I love Christmas Music. Did ya’ll hear me? Seriously, I have over 500 Xmas mp3’s. An assortment of Whitney, Toni, Donny, the Boys Choir of Harlem, Luther, Mariah, N’Sync (hush, they were soulful on their xmas album), the Ohio Players, the Temptations, Kenny G, New Edition, SWV and many, many others fill my speakers from Thanksgiving morning until 11:59pm Christmas night.
I’ve got 2 mp3 CD’s in the car, so at any give time, I have 300 tunes playing at random. This morning, “Silver Bells” by A Few Good Men. Does anyone other than me even remember this group? I think they had one CD of their own, but they were featured on “A La Face Family Christmas” CD that came out in 1993. Bet’cha didn’t even know La Face had a Christmas CD!

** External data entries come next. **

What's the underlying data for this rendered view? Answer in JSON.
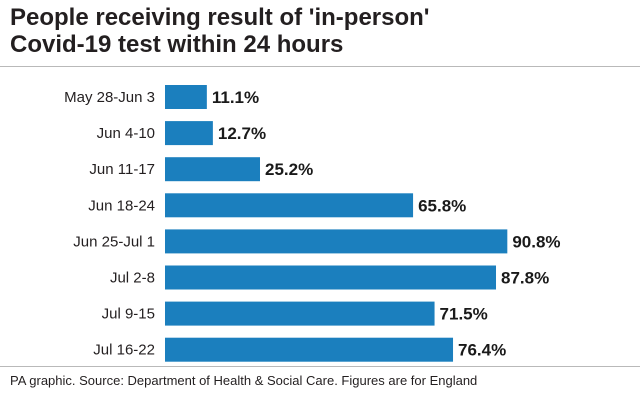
{
  "title_line1": "People receiving result of 'in-person'",
  "title_line2": "Covid-19 test within 24 hours",
  "source": "PA graphic. Source: Department of Health & Social Care. Figures are for England",
  "colors": {
    "bar": "#1b7fbe",
    "text": "#231f20",
    "divider": "#b9b9b9"
  },
  "chart_data": {
    "type": "bar",
    "orientation": "horizontal",
    "categories": [
      "May 28-Jun 3",
      "Jun 4-10",
      "Jun 11-17",
      "Jun 18-24",
      "Jun 25-Jul 1",
      "Jul 2-8",
      "Jul 9-15",
      "Jul 16-22"
    ],
    "values": [
      11.1,
      12.7,
      25.2,
      65.8,
      90.8,
      87.8,
      71.5,
      76.4
    ],
    "value_labels": [
      "11.1%",
      "12.7%",
      "25.2%",
      "65.8%",
      "90.8%",
      "87.8%",
      "71.5%",
      "76.4%"
    ],
    "unit": "%",
    "xlim": [
      0,
      100
    ],
    "grid": false,
    "legend": "none"
  }
}
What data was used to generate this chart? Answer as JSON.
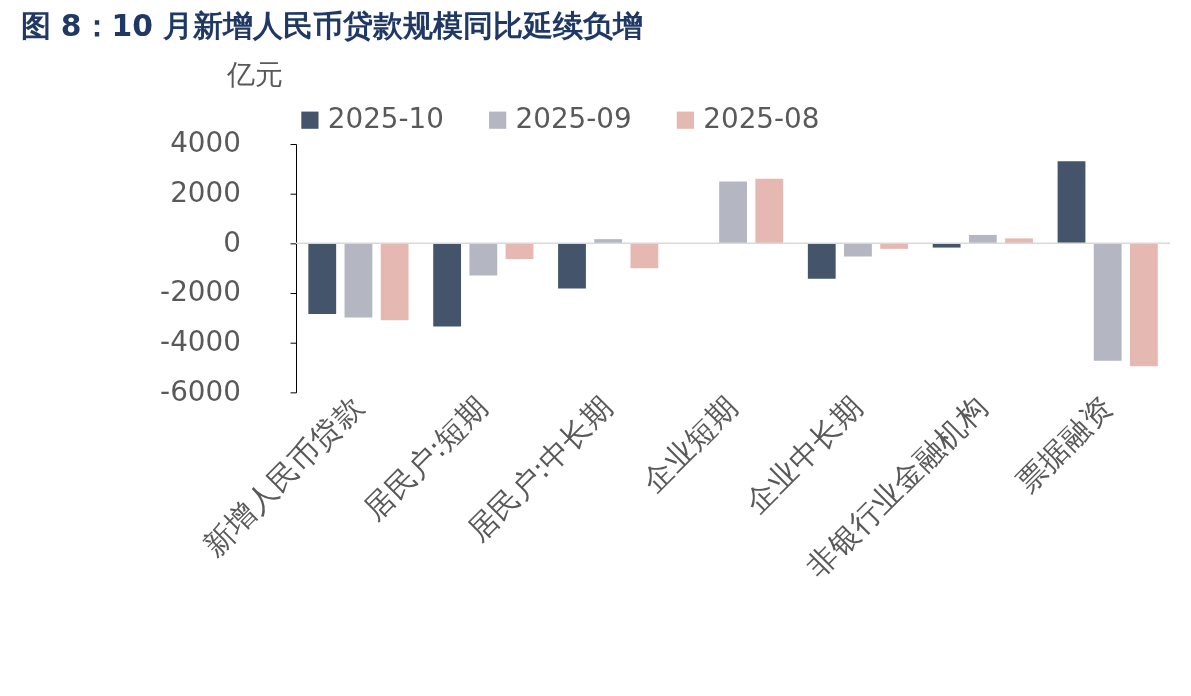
{
  "chart_data": {
    "type": "bar",
    "title": "图 8：10 月新增人民币贷款规模同比延续负增",
    "ylabel": "亿元",
    "categories": [
      "新增人民币贷款",
      "居民户:短期",
      "居民户:中长期",
      "企业短期",
      "企业中长期",
      "非银行业金融机构",
      "票据融资"
    ],
    "series": [
      {
        "name": "2025-10",
        "color": "#44546a",
        "values": [
          -2840,
          -3350,
          -1820,
          null,
          -1430,
          -170,
          3310
        ]
      },
      {
        "name": "2025-09",
        "color": "#b4b7c2",
        "values": [
          -2990,
          -1290,
          170,
          2490,
          -530,
          340,
          -4730
        ]
      },
      {
        "name": "2025-08",
        "color": "#e6b8b2",
        "values": [
          -3100,
          -630,
          -1000,
          2600,
          -220,
          200,
          -4950
        ]
      }
    ],
    "ylim": [
      -6000,
      4000
    ],
    "yticks": [
      -6000,
      -4000,
      -2000,
      0,
      2000,
      4000
    ],
    "ref_lines": [
      {
        "axis": "y",
        "value": 0,
        "color": "#d9d9d9"
      }
    ],
    "grid": false,
    "legend": "top"
  }
}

Anyway, I was exposed to this song through an old friend who we’ll call Beanie. Beanie and I met during my first year in college. The New Yorker (me) and the Southerner by way of Richmond, VA (her) bonded immediately and by our second year, she and I were as thick as thieves. Very different, but we had forged such a deep friendship because we were both very easygoing and we LOVED to laugh. At the end of our third year, we had a falling out. Funny but I don’t even remember what it was about now. Isn’t that silly? Whatever it was, we obviously thought it was serious enough to not speak for a year.
We reconnected and fell back into our old rhythm. Fool me once, shame on you. Fool me twice, well you all know how it goes. After graduation, Beanie landed a job in Northern Virginia. She didn’t have enough money to get her own place, so my parents offered our home to her. But it’s all good, cause we’re homies, right? I’d had (and still have) the same best friend (Diamond Diva) for years. We each had a “best” friend outside of our friendship, but we were roommates and “everyday” friends, which is different.

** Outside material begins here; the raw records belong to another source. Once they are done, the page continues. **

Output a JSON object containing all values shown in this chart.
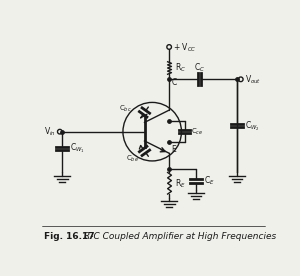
{
  "title": "Fig. 16.17",
  "subtitle": "R-C Coupled Amplifier at High Frequencies",
  "bg_color": "#f0f0eb",
  "line_color": "#1a1a1a",
  "fig_width": 3.0,
  "fig_height": 2.76,
  "dpi": 100,
  "labels": {
    "vcc": "+ V$_{CC}$",
    "rc": "R$_C$",
    "cc": "C$_C$",
    "cbc": "C$_{bc}$",
    "cce": "C$_{ce}$",
    "cbe": "C$_{be}$",
    "re": "R$_E$",
    "ce": "C$_E$",
    "cw1": "C$_{W_1}$",
    "cw2": "C$_{W_2}$",
    "vin": "V$_{in}$",
    "vout": "V$_{out}$",
    "C_node": "C",
    "E_node": "E"
  }
}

Fast forward a year and a half – Beanie’s dating a jerk (Army Boy)and moves out to live with him. Uh, ok, you’re grown and I can’t stop you. You’re my girl, so even if I don’t like him, I’ll suck it up for the peace within our friendship. Fast forward 1 year – coincidentally, my husband and I move into an apartment in NW Washington, across the street from Beanie and Army Boy. Beanie interviews and gets a job at the company I work for. Geez, the four of us are together too damn much! *lol*
Fast forward 1 more year – Beanie’s best friend calls to ask me what I’d be getting Beanie and Army Boy for their wedding anniversary. **blinking rapidly while listening to the crickets** Come again? Wedding? Beanie and Army Boy? Uh, I guess we weren’t quite as close as it seemed. We only went to work and came home together, shopped together, ate dinner most nights together, traveled together and shared holidays together. Hell, sorry for the TMI, but that heifer knew when my Aunt Flo came and went. I was hurt and I felt like our friendship was being played out through a lie. How can you look me in the face and not share something SO BIG? Even if it was a spur of the moment Vegas type thing, wouldn’t you call me once the deed was done? She let a whole year go by and she never said a word. I could go into more details but this entry would be 100 pages long. Ya’ll get the drift.
So, since I’m so good at keeping my emotions and anger in check *lmao*, I confronted her. Many, many things were said that should never be said in the heat of an argument. The kind of things that you can’t take back when you both calm down. The kind of words and well aimed jabs that “sorry” can’t erase. The kind of wounds that stay infected even after they’ve scabbed over and appear to be healed.
So, I often think of Beanie and the parts of our friendship that were good, while trying to not think about why and how it ended. I was bitter, but I’m past that now. I find it especially hard during the holidays because we used to enjoy them together. This song, “Silver Bells” by A Few Good Men, was her favorite Christmas Song. Not my favorite, but it meant something to her; so now when I hear it, I turn it up loud, sing along with the brothers and say a prayer that my old friend is well. She’s out of my life, but not forgotten.